PADANG — Pemerintah Provinsi Sumatera Barat tidak hanya mengandalkan Anggaran Pendapatan dan Belanja Daerah (APBD) untuk membiayai pembangunan. Gubernur Mahyeldi Ansharullah mengungkapkan dua sumber pembiayaan alternatif tengah disiapkan: penerbitan sukuk dan obligasi daerah, serta optimalisasi pengelolaan aset daerah.
Hal itu disampaikan Mahyeldi dalam Rapat Paripurna DPRD Sumbar, Senin (22/6/2026), saat menjawab pandangan umum fraksi terhadap Rancangan Peraturan Daerah tentang Pertanggungjawaban Pelaksanaan APBD Tahun Anggaran 2025. Ia menekankan bahwa pembangunan tidak boleh berhenti meskipun anggaran daerah fluktuatif.
Mahyeldi menjelaskan bahwa kapasitas fiskal daerah semakin terbatas dari tahun ke tahun. Pemprov Sumbar pun mencari sumber-sumber pembiayaan alternatif untuk mempercepat pembangunan tanpa membebani masyarakat.
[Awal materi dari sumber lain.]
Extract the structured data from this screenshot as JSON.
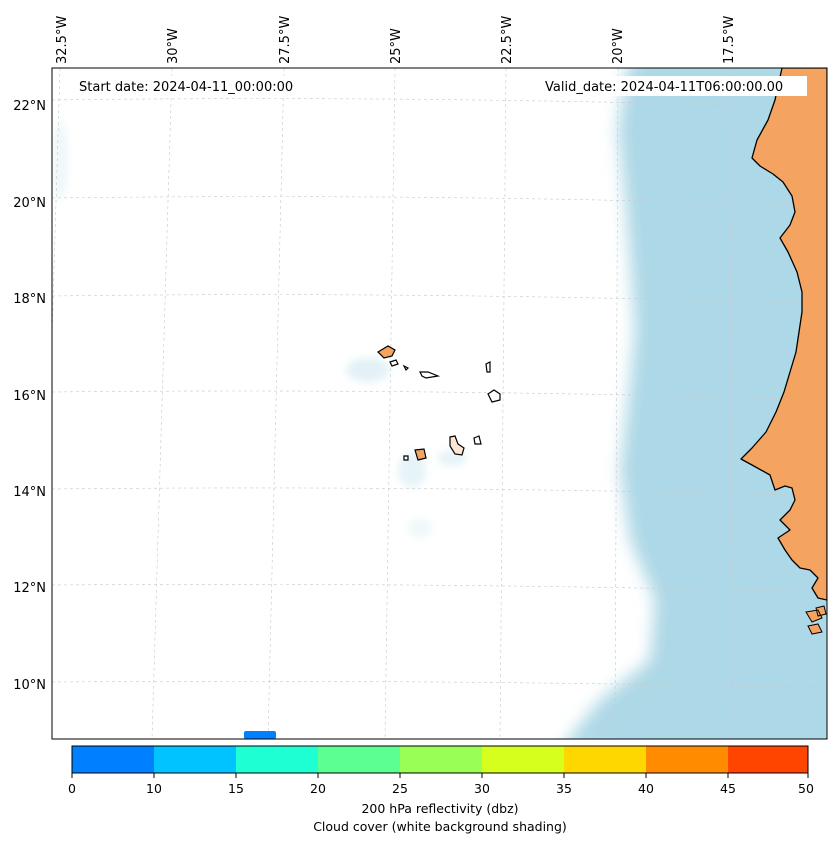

“Kita perlu mencari sumber-sumber pembiayaan alternatif untuk mempercepat pembangunan. Sukuk menjadi salah satu instrumen yang kita siapkan agar pembangunan tetap berjalan meskipun kemampuan APBD memiliki keterbatasan,” kata Gubernur.
Kesiapan Sumbar dalam menerbitkan sukuk bahkan telah mendapat perhatian Islamic Development Bank (IsDB). Gubernur Mahyeldi diundang untuk mempelajari praktik creative financing di Jepang.
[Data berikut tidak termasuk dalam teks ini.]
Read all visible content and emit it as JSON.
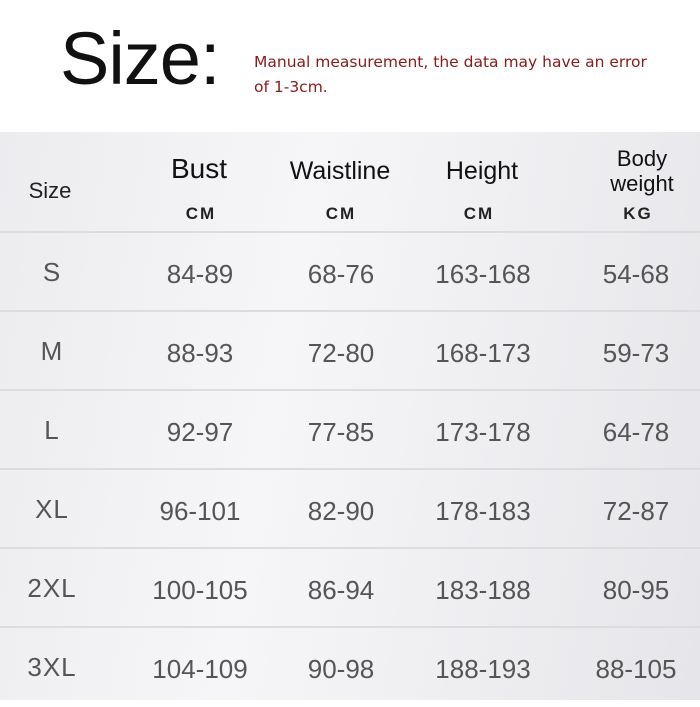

Selain sukuk, Gubernur menyoroti pengelolaan aset daerah yang dinilai belum optimal. Sebagian besar fraksi DPRD menilai aset pemerintah daerah memiliki potensi besar untuk mendukung peningkatan pendapatan apabila dikelola secara tertib, produktif, dan berorientasi pada manfaat ekonomi.
“Selama ini perhatian terhadap pengelolaan aset, memang belum seoptimal pengelolaan keuangan daerah,” aku Mahyeldi. Ia memastikan masukan DPRD terkait pendataan, penataan, dan pemanfaatan aset akan ditindaklanjuti secara serius oleh seluruh perangkat daerah.
Gubernur juga menyinggung potensi besar dari masyarakat perantau Minangkabau. Remitansi yang dikirimkan ke kampung halaman diperkirakan mencapai lebih dari Rp20 triliun setiap tahun.
Menurut Mahyeldi, potensi tersebut dapat menjadi kekuatan ekonomi daerah apabila mampu dikelola dan diarahkan untuk mendukung pembangunan. Dibutuhkan sinergi antara pemerintah provinsi, kabupaten/kota, dan nagari agar dana perantau tidak hanya mengalir untuk konsumsi, tetapi juga investasi produktif.
“Di tengah berbagai kebijakan efisiensi dan penyesuaian fiskal nasional, daerah dituntut semakin kreatif dalam menggali sumber-sumber pendanaan pembangunan tanpa mengurangi kualitas pelayanan kepada masyarakat,” tegasnya.
Dalam kesempatan yang sama, Mahyeldi mengapresiasi dukungan DPRD atas capaian Opini Wajar Tanpa Pengecualian (WTP) yang kembali diraih Pemprov Sumbar. Opini tersebut berdasarkan hasil pemeriksaan Badan Pemeriksa Keuangan (BPK) atas laporan keuangan Tahun Anggaran 2025.
Rapat paripurna tersebut dihadiri pimpinan dan anggota DPRD Provinsi Sumbar, Sekretaris Daerah Provinsi Sumbar, serta seluruh kepala perangkat daerah di lingkungan Pemprov Sumbar.